I reflected on this point and I can see this pattern developing in my own family, that my parents focused on making more money than their parents (step 1) in order to provide a better life for their children, and then looking at me and my brother’s generation, we became consumed with video games and internet distractions (step 2). First, the focus and emphasis on finances, and second, the digital hijacking of reality. Of course, technology in itself is neutral, and can be used for good ends. However, Hadjadj is not critiquing technology in itself, he is critiquing us men who tend to worship money and the latest technology as our little idols.

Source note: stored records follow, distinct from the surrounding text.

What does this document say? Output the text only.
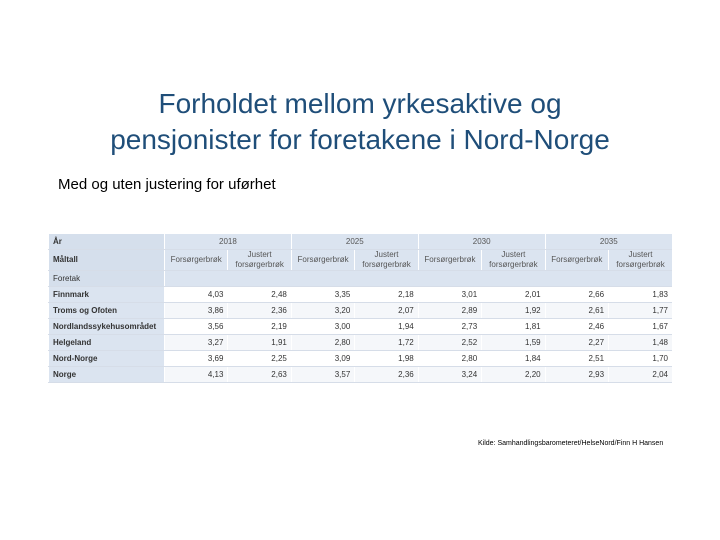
Forholdet mellom yrkesaktive og
pensjonister for foretakene i Nord-Norge
Med og uten justering for uførhet
År	2018		2025		2030		2035	
Måltall	Forsørgerbrøk	Justert forsørgerbrøk	Forsørgerbrøk	Justert forsørgerbrøk	Forsørgerbrøk	Justert forsørgerbrøk	Forsørgerbrøk	Justert forsørgerbrøk
Foretak								
Finnmark	4,03	2,48	3,35	2,18	3,01	2,01	2,66	1,83
Troms og Ofoten	3,86	2,36	3,20	2,07	2,89	1,92	2,61	1,77
Nordlandssykehusområdet	3,56	2,19	3,00	1,94	2,73	1,81	2,46	1,67
Helgeland	3,27	1,91	2,80	1,72	2,52	1,59	2,27	1,48
Nord-Norge	3,69	2,25	3,09	1,98	2,80	1,84	2,51	1,70
Norge	4,13	2,63	3,57	2,36	3,24	2,20	2,93	2,04
Kilde: Samhandlingsbarometeret/HelseNord/Finn H Hansen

Let’s take St. Paul’s advice to the Colossians and, “Mind the things that are above, not the things that are upon the earth” (3:2). Hopefully Hadjadj’s commentary on this Gospel passage can teach us how to put the Resurrection at the center of our lives in order to receive and engage reality as God created it to be.

  • Phil Alcoceli

    Excellent article, Father O’Neill! Either we are centered on the Resurrection or we are not Christians at all. The forces of evil are involved in a GIANT GASLIGHTING WAR to convince us that we are crazy and wicked for following and obeying Jesus. It’s about the divinization of Satan and all evil and the demonization of Jesus and all that is good. The Resurrection is the all powerful weapon to destroy this hideous, destructive process against REALITY, and destroy it we must as “Jesus came to destroy the works of the Devil” (1 John 3: 8) THAT WE MAY TRULY LIVE!! (John 15: 11).

  • Jonathan Conrad

    My brother and I had a similar experience in our parents’ noble pursuit of a “better” life for us in some ways lead to an obsession with technology and “stuff”.